Its former CEO, Mukhtar Ablyazov, was accused of laundering up to £10 billion – much of it in the UK. As revealed recently by Buzzfeed News, dozens of offshore companies that are alleged to have ultimately belonged to Ablyazov were controlled by a Swiss lawyer, Stephan Roh.
Roh became known as the lawyer of Joseph Mifsud, the Maltese professor who – according to early indictments in the investigation into Russian interference in the 2016 US Presidential Election by Special Counsel Robert Mueller – approached Trump aide George Papadopolous in London to offer “dirt on Hillary”. The FBI’s former director James Comey described Mifsud as a Russian agent.

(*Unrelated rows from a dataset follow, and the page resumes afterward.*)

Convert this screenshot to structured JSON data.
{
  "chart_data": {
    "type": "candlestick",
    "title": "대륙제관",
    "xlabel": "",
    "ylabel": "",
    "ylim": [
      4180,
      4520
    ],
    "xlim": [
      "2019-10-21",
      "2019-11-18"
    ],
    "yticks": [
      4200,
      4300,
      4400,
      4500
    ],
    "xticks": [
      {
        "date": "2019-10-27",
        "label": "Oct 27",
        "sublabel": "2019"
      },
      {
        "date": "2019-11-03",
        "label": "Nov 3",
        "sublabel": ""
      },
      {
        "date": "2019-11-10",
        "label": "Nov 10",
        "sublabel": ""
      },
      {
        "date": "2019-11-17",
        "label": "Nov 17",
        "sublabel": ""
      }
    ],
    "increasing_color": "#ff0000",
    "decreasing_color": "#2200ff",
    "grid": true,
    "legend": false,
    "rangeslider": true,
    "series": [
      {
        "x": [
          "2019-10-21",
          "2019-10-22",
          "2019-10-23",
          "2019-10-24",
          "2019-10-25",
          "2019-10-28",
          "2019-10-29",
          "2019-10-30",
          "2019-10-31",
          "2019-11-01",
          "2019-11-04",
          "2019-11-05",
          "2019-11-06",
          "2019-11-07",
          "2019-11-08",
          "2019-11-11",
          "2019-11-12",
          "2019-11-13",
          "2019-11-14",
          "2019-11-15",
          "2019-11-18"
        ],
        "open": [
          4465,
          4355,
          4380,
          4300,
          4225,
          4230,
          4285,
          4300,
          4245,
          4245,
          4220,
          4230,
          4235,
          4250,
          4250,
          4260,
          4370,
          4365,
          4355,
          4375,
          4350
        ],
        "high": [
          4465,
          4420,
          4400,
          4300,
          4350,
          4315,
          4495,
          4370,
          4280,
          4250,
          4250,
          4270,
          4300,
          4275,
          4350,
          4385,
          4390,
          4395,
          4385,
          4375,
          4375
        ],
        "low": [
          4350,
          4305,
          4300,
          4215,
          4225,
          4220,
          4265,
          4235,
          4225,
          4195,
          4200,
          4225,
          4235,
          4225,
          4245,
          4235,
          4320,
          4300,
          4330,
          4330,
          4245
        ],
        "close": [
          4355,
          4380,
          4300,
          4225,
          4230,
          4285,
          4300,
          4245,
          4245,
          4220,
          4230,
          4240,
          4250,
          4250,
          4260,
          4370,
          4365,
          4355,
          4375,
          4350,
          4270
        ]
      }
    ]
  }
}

Mifsud has since disappeared.
Stephan Roh’s wife at the time, Olga, runs a fashion company, Rohmir, that has enjoyed multiple contracts with Ensemble Productions. According to a Facebook post, she is now a personal friend of Olga Balakleets who described her last year as her “dear partner in crime”.
In late 2017, just before he went missing over allegations that he was a Russian agent, Mifsud was photographed at a dinner in Reading with Boris Johnson. As exclusively revealed by Byline.com and the Observer, Mifsud had told colleagues he was going to talk to the then Foreign Secretary about Brexit. At the time, Johnson dismissed any allegations of Russian interference in British politics by saying he’d seen “not a sausage” of evidence.
Since then, evidence of Russian interference in British politics has accumulated – both through online influence operations, high-level meetings with the main figures in Leave.EU, and the nerve agent attack on the town of Salisbury.
For Boris Johnson, what seemed like a one-off chance meeting with Mifsud now fits into a wider circle of Russian influence around Britain’s Prime Minister over a period of years.
Beyond the public domain information on substantial donations to the Conservative Party by Russian-born oligarchs, and Johnson’s parties with The Independent and London Evening Standard owner Evgeny Lebedev and his former KGB father, we cannot begin to assess the full impact of foreign influence on British politics until we see the publication of the long-awaited Russia Report.
Even that might be the tip of the iceberg.